The pull request has been committed into the master branch of pyarrow but has not been part of an official release yet. I asked the developers if they had a roadmap for this but so far I have not received a reply.

To me it looks like a fairly simple change for petastorm as I think we can get away with just passing the encryption_properties to the parquet reader and already call crypto_factory.file_encryption_properties inside own code or add crypto_factory.file_encryption_properties to the petastorm code. I'll see if I have some time tomorrow to work on a pull request but I'm curious to hear what you think! Incorporating this into the writer will be a bit more complicated I think due to the column metadata also being encrypted in this parquet encryption scheme, but maybe it's possible as well, though for me not the priority since make_batch_reader() can be used on non-petastorm parquet datasets.

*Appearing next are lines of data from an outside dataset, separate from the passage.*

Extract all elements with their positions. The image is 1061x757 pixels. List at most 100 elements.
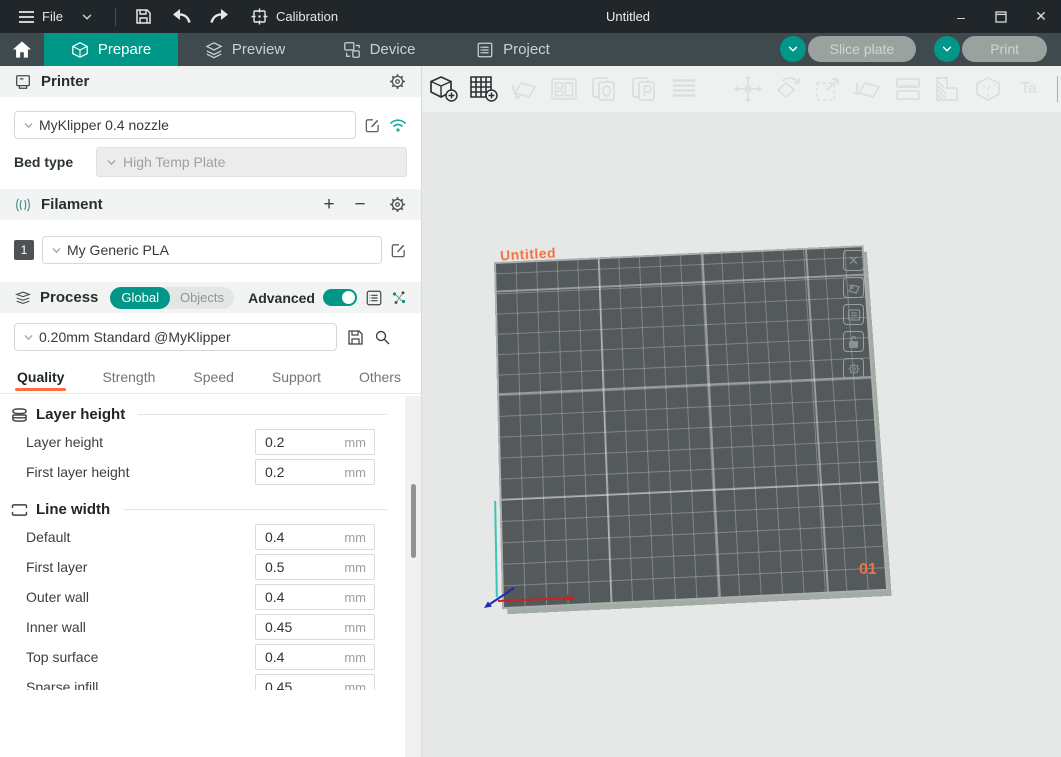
sparse-infill-line-width-input-box: mm [255, 674, 375, 690]
outer-wall-line-width-input[interactable] [256, 585, 336, 609]
tab-device[interactable]: Device [312, 33, 446, 66]
maximize-button[interactable] [981, 0, 1021, 33]
tab-preview[interactable]: Preview [178, 33, 312, 66]
tab-project-label: Project [503, 41, 550, 58]
calibration-menu[interactable]: Calibration [276, 9, 338, 24]
split-to-parts-icon[interactable] [629, 74, 659, 104]
compare-presets-icon[interactable] [391, 290, 407, 306]
layer-height-input-box: mm [255, 429, 375, 455]
mesh-edit-icon[interactable] [973, 74, 1003, 104]
inner-wall-line-width-input-box: mm [255, 614, 375, 640]
file-menu[interactable]: File [42, 9, 63, 24]
sparse-infill-line-width-input[interactable] [256, 675, 336, 690]
print-options-dropdown[interactable] [934, 36, 960, 62]
top-surface-line-width-input[interactable] [256, 645, 336, 669]
calibration-icon[interactable] [250, 7, 270, 27]
slice-plate-button[interactable]: Slice plate [808, 36, 917, 62]
outer-wall-line-width-input-box: mm [255, 584, 375, 610]
printer-preset-select[interactable]: MyKlipper 0.4 nozzle [14, 111, 356, 139]
parameter-table-icon[interactable] [365, 289, 383, 307]
search-icon[interactable] [374, 329, 391, 346]
scrollbar-thumb[interactable] [411, 484, 416, 558]
filament-preset-select[interactable]: My Generic PLA [42, 236, 382, 264]
unit-label: mm [344, 620, 366, 635]
variable-layer-height-icon[interactable] [669, 74, 699, 104]
first-layer-height-input[interactable] [256, 460, 336, 484]
cut-icon[interactable] [893, 74, 923, 104]
split-to-objects-icon[interactable] [589, 74, 619, 104]
plate-gear-icon[interactable] [843, 358, 864, 379]
process-icon [14, 289, 32, 307]
edit-filament-icon[interactable] [390, 242, 407, 259]
settings-scrollbar[interactable] [405, 396, 421, 757]
plate-settings-icon[interactable] [843, 304, 864, 325]
window-title: Untitled [606, 0, 650, 33]
bed-type-select[interactable]: High Temp Plate [96, 147, 407, 177]
delete-plate-icon[interactable]: ✕ [843, 250, 864, 271]
inner-wall-line-width-input[interactable] [256, 615, 336, 639]
process-preset-select[interactable]: 0.20mm Standard @MyKlipper [14, 323, 337, 351]
redo-icon[interactable] [210, 7, 230, 27]
printer-settings-gear-icon[interactable] [388, 72, 407, 91]
tab-others[interactable]: Others [359, 369, 401, 393]
setting-label: Inner wall [26, 619, 255, 635]
settings-panel: Layer height Layer height mm First layer… [0, 394, 421, 690]
wifi-connection-icon[interactable] [389, 118, 407, 133]
tab-quality[interactable]: Quality [17, 369, 64, 393]
scale-icon[interactable] [813, 74, 843, 104]
move-icon[interactable] [733, 74, 763, 104]
plate-number-label: 01 [859, 561, 877, 579]
viewport-3d[interactable]: Ta Untitled 01 ✕ [422, 66, 1061, 757]
tab-project[interactable]: Project [446, 33, 580, 66]
line-width-group-header: Line width [10, 501, 387, 518]
text-tool-icon[interactable]: Ta [1013, 74, 1043, 104]
filament-icon [14, 196, 32, 214]
filament-settings-gear-icon[interactable] [388, 195, 407, 214]
titlebar: File Calibration Untitled – [0, 0, 1061, 33]
unit-label: mm [344, 560, 366, 575]
first-layer-line-width-input[interactable] [256, 555, 336, 579]
tab-support[interactable]: Support [272, 369, 321, 393]
advanced-toggle[interactable] [323, 289, 357, 306]
add-model-icon[interactable] [429, 74, 459, 104]
default-line-width-input[interactable] [256, 525, 336, 549]
setting-row: First layer mm [10, 552, 387, 582]
sidebar: Printer MyKlipper 0.4 nozzle Bed type H [0, 66, 422, 757]
first-layer-height-input-box: mm [255, 459, 375, 485]
layer-height-icon [10, 407, 29, 423]
edit-printer-icon[interactable] [364, 117, 381, 134]
minimize-button[interactable]: – [941, 0, 981, 33]
scope-objects[interactable]: Objects [170, 290, 234, 305]
close-button[interactable]: ✕ [1021, 0, 1061, 33]
rotate-icon[interactable] [773, 74, 803, 104]
setting-label: Default [26, 529, 255, 545]
device-icon [343, 41, 361, 59]
slice-options-dropdown[interactable] [780, 36, 806, 62]
hamburger-menu-icon[interactable] [16, 7, 36, 27]
orient-plate-icon[interactable] [843, 277, 864, 298]
save-preset-icon[interactable] [347, 329, 364, 346]
layer-height-input[interactable] [256, 430, 336, 454]
add-plate-icon[interactable] [469, 74, 499, 104]
setting-row: Inner wall mm [10, 612, 387, 642]
printer-title: Printer [41, 73, 89, 90]
scope-global[interactable]: Global [110, 287, 170, 309]
tab-strength[interactable]: Strength [102, 369, 155, 393]
undo-icon[interactable] [172, 7, 192, 27]
build-plate[interactable] [494, 245, 888, 609]
remove-filament-button[interactable]: − [349, 194, 371, 216]
auto-orient-icon[interactable] [509, 74, 539, 104]
add-filament-button[interactable]: + [318, 194, 340, 216]
arrange-icon[interactable] [549, 74, 579, 104]
lock-plate-icon[interactable] [843, 331, 864, 352]
home-icon[interactable] [0, 33, 44, 66]
support-paint-icon[interactable] [933, 74, 963, 104]
plate-name-label[interactable]: Untitled [500, 245, 557, 264]
tab-speed[interactable]: Speed [193, 369, 233, 393]
tab-prepare[interactable]: Prepare [44, 33, 178, 66]
lay-on-face-icon[interactable] [853, 74, 883, 104]
print-button[interactable]: Print [962, 36, 1047, 62]
save-icon[interactable] [134, 7, 154, 27]
chevron-down-icon[interactable] [77, 7, 97, 27]
printer-section-header: Printer [0, 66, 421, 97]
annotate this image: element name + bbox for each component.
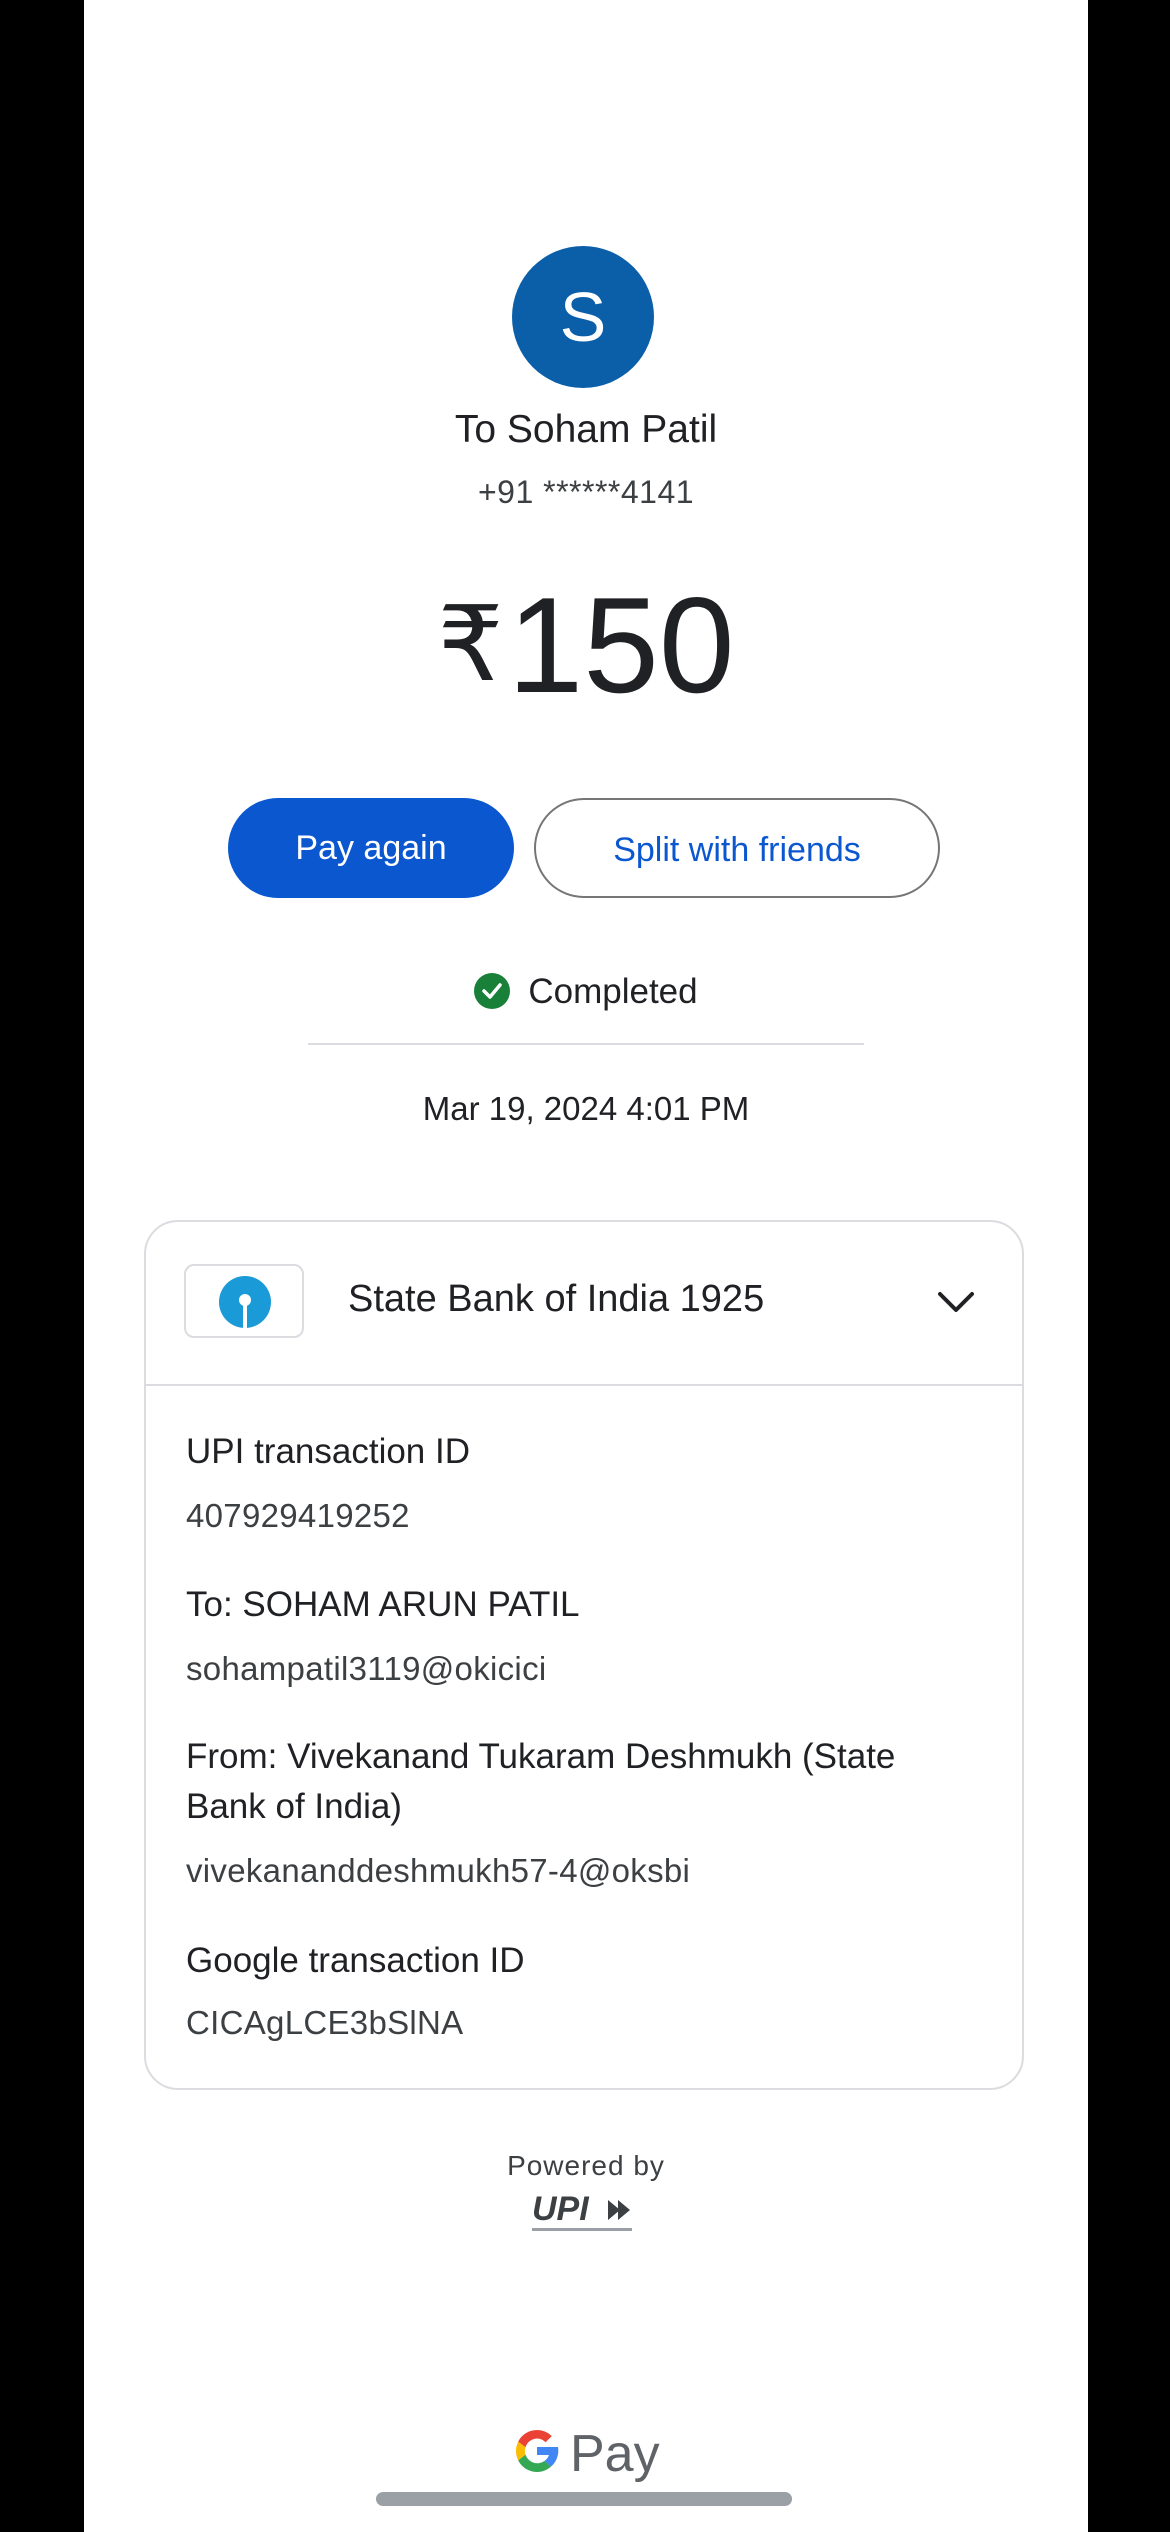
google-transaction-id-label: Google transaction ID — [186, 1941, 525, 1980]
divider — [308, 1043, 864, 1045]
upi-transaction-id-value: 407929419252 — [186, 1497, 410, 1534]
avatar-initial: S — [559, 278, 607, 356]
split-with-friends-button[interactable]: Split with friends — [534, 798, 940, 898]
powered-by-text: Powered by — [507, 2150, 665, 2181]
to-recipient-upi-id: sohampatil3119@okicici — [186, 1650, 547, 1687]
payment-status: Completed — [84, 972, 1088, 1012]
status-text: Completed — [528, 972, 698, 1011]
payment-amount: ₹150 — [84, 570, 1088, 720]
from-sender-label: From: Vivekanand Tukaram Deshmukh (State… — [186, 1737, 896, 1826]
amount-value: 150 — [507, 569, 735, 721]
recipient-avatar: S — [512, 246, 654, 388]
transaction-details-screen: S To Soham Patil +91 ******4141 ₹150 Pay… — [84, 0, 1088, 2532]
bank-name: State Bank of India 1925 — [348, 1278, 765, 1320]
google-pay-logo: Pay — [512, 2422, 662, 2486]
home-indicator[interactable] — [376, 2492, 792, 2506]
currency-symbol: ₹ — [437, 587, 504, 703]
sbi-logo-icon — [184, 1264, 304, 1338]
recipient-phone: +91 ******4141 — [477, 474, 695, 510]
payment-datetime: Mar 19, 2024 4:01 PM — [422, 1090, 750, 1127]
recipient-name: To Soham Patil — [454, 408, 718, 451]
to-recipient-label: To: SOHAM ARUN PATIL — [186, 1585, 580, 1624]
google-g-icon — [515, 2430, 559, 2472]
upi-transaction-id-label: UPI transaction ID — [186, 1432, 470, 1471]
upi-logo: UPI — [528, 2186, 644, 2242]
google-transaction-id-value: CICAgLCE3bSlNA — [186, 2004, 464, 2041]
from-sender-upi-id: vivekananddeshmukh57-4@oksbi — [186, 1852, 691, 1889]
bank-account-header[interactable]: State Bank of India 1925 — [146, 1222, 1022, 1386]
pay-again-button[interactable]: Pay again — [228, 798, 514, 898]
upi-logo-text: UPI — [532, 2190, 590, 2228]
chevron-down-icon[interactable] — [934, 1282, 978, 1322]
transaction-details-card: State Bank of India 1925 UPI transaction… — [144, 1220, 1024, 2090]
pay-text: Pay — [570, 2425, 660, 2483]
check-circle-icon — [474, 973, 511, 1009]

(Most helpful files to look at imo are test_encryption.py and sample_vault_kms_client.py )

selitvin commented 2 years ago

I think this is a good plan to try. I think taking care of make_batch_reader is sufficient. I am not sure how much of our user base are actually the writer part of petastorm.

RobindeGrootNL commented 2 years ago

That makes sense, then that is the focus now and I hope to have enough time to make a PR for implementing this this week.